AI Doesn't Know Your Smart Home Platform (Yet)
I’ve been a HomeKit user for years. Not casually — dedicated. I like the way Apple does smart home: local control, tight integrations, things mostly just work. When something wasn’t supported natively, I’d reach for Homebridge and that was usually enough.
But there are gaps. My Vivint security system, for one. HomeKit doesn’t support it. Homebridge doesn’t either. So like a lot of people, I begrudgingly set up Home Assistant to fill in the holes.
I don’t love Home Assistant. It’s powerful, no question. But the UI feels like it was designed by committee, the YAML configuration is its own dialect, and every time I open it I feel like I’m administering a server instead of managing my home. It works. I just don’t enjoy working with it.
So when I heard about Homey — and specifically their new self-hosted Homey server — I was genuinely excited. A new option in the space. A platform that seemed to care about user experience. I set it up immediately.
And then I needed to integrate my Vivint system.
The Home Assistant loop
Homey has a Home Assistant integration. So the “easy” path was to route Vivint through Home Assistant into Homey. Which… works. But the whole reason I was excited about Homey was to get away from Home Assistant. Running HA as a dependency for Homey felt like defeating the purpose.
So I decided to just build a native Homey app for Vivint myself.
The part where AI falls apart
Here’s the thing about Homey app development: AI doesn’t know how to do it.
Ask Claude or ChatGPT to write you a React component and you’ll get something solid. Ask it to set up an Express server, a Django app, a Swift view — it’ll do fine. These are well-represented in training data. Millions of examples, thousands of tutorials, years of Stack Overflow answers.
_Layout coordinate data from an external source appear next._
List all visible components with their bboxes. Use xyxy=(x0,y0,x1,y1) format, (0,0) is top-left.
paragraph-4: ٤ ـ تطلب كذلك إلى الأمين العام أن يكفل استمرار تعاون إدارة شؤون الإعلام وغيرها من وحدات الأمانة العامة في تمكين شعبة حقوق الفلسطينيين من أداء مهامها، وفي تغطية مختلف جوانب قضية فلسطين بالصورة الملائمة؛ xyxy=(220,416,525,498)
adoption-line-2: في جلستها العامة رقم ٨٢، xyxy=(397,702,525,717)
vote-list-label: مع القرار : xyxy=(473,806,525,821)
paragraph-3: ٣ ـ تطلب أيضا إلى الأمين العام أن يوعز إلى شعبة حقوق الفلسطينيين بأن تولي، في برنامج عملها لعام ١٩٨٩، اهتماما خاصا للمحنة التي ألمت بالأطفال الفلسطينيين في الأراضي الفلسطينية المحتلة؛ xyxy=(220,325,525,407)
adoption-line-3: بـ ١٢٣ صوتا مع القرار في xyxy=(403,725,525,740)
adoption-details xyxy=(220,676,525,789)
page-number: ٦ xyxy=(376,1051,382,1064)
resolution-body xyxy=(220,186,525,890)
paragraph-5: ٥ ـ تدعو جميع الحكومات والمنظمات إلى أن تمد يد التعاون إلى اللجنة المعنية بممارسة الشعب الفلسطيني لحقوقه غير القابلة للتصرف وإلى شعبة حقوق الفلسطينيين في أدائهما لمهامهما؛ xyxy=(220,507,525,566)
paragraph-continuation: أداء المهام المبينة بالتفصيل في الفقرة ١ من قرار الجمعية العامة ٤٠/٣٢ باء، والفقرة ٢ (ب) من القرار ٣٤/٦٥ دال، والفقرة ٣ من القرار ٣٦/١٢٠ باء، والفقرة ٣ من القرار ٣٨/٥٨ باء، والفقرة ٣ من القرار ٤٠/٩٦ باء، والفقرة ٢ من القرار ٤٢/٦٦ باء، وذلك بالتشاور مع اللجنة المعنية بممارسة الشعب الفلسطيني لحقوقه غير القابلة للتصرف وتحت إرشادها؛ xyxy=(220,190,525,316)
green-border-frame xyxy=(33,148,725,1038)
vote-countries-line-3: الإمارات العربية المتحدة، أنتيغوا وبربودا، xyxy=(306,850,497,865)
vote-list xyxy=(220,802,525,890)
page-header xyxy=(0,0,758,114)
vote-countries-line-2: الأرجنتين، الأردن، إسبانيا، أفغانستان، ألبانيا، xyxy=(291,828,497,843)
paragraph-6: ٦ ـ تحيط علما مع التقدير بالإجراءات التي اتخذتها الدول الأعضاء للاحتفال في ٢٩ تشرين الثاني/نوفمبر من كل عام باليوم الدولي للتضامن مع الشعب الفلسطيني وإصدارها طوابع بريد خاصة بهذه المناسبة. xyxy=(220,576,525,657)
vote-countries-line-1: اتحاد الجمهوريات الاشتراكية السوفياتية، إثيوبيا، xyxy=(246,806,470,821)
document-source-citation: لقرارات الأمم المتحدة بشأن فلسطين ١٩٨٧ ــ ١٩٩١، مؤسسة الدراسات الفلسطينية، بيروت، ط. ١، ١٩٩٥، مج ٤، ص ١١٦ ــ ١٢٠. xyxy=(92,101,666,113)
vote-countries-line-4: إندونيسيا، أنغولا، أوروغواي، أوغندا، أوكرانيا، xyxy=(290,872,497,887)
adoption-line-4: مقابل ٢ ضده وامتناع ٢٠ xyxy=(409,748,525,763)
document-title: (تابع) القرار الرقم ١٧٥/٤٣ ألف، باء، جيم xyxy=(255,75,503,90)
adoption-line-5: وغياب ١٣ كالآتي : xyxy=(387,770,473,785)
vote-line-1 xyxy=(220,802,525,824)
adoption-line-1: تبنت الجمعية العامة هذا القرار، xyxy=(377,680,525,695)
Ask it to scaffold a Homey app with the right Compose structure, create a driver with proper capability mappings, or wire up Flow cards — and it starts making things up. It’ll hallucinate directory structures. It’ll mix up SDK v2 and v3 patterns. It’ll confidently generate files that don’t follow Homey Compose conventions at all.
This isn’t an AI problem, really. It’s a data problem. Homey’s developer ecosystem is small compared to mainstream frameworks. There just isn’t enough out there for AI models to have learned the patterns.
So I taught it
This is where Agent Skills come in. If you haven’t encountered them yet: an Agent Skill is essentially a structured markdown document that teaches AI assistants domain-specific knowledge. You install one with a single command — npx skills add dvflw/homey-app-skill — and it works across basically every AI coding tool: Claude Code, Cursor, GitHub Copilot, Gemini CLI, and others.
Think of it as giving your AI assistant a crash course. Instead of letting it guess at how Homey apps work, the skill provides the actual patterns: project structure, Homey Compose conventions, how drivers and devices are implemented, how Flow cards are defined, widget development, the differences between Homey Pro and Homey Cloud.
The skill covers the full development lifecycle:
- Project scaffolding — correct directory structure and Compose layout
- Drivers and devices — SDK v3 class patterns, capability mappings, discovery
- Flow cards — triggers, conditions, and actions
- Widgets — frontend and API integration patterns
- CLI workflows — creating, running, and publishing apps
- Common pitfalls — the stuff that trips you up when you’re new to the platform
Does it work?
I’ve been using it to build my Vivint integration, and the difference is night and day. Instead of constantly correcting hallucinated file structures and outdated API calls, the AI actually generates code that follows Homey’s conventions. It knows where files go. It knows how Compose works. It gets the driver lifecycle right.
That said — I want to be honest about where this is. I’m not a Homey expert. I built this skill because I needed it, and I learned a lot about the SDK in the process, but I’m sure there are things that are wrong or missing. That’s kind of the point of putting it out there.
Try it, break it, tell me what’s wrong
The skill is open source on GitHub and MIT licensed. If you’re building Homey apps with AI tools, I’d love for you to try it. And if you find something that’s off — a pattern that’s outdated, a convention I got wrong, a whole area I missed — open an issue or submit a PR.
I also posted about it on the Homey Community forum if you want to follow the conversation there.
The smart home space has been dominated by a few big platforms for a while now. Homey is doing something interesting, and I think making it easier to build apps for the platform — even if that means teaching AI how to do it — is worth the effort.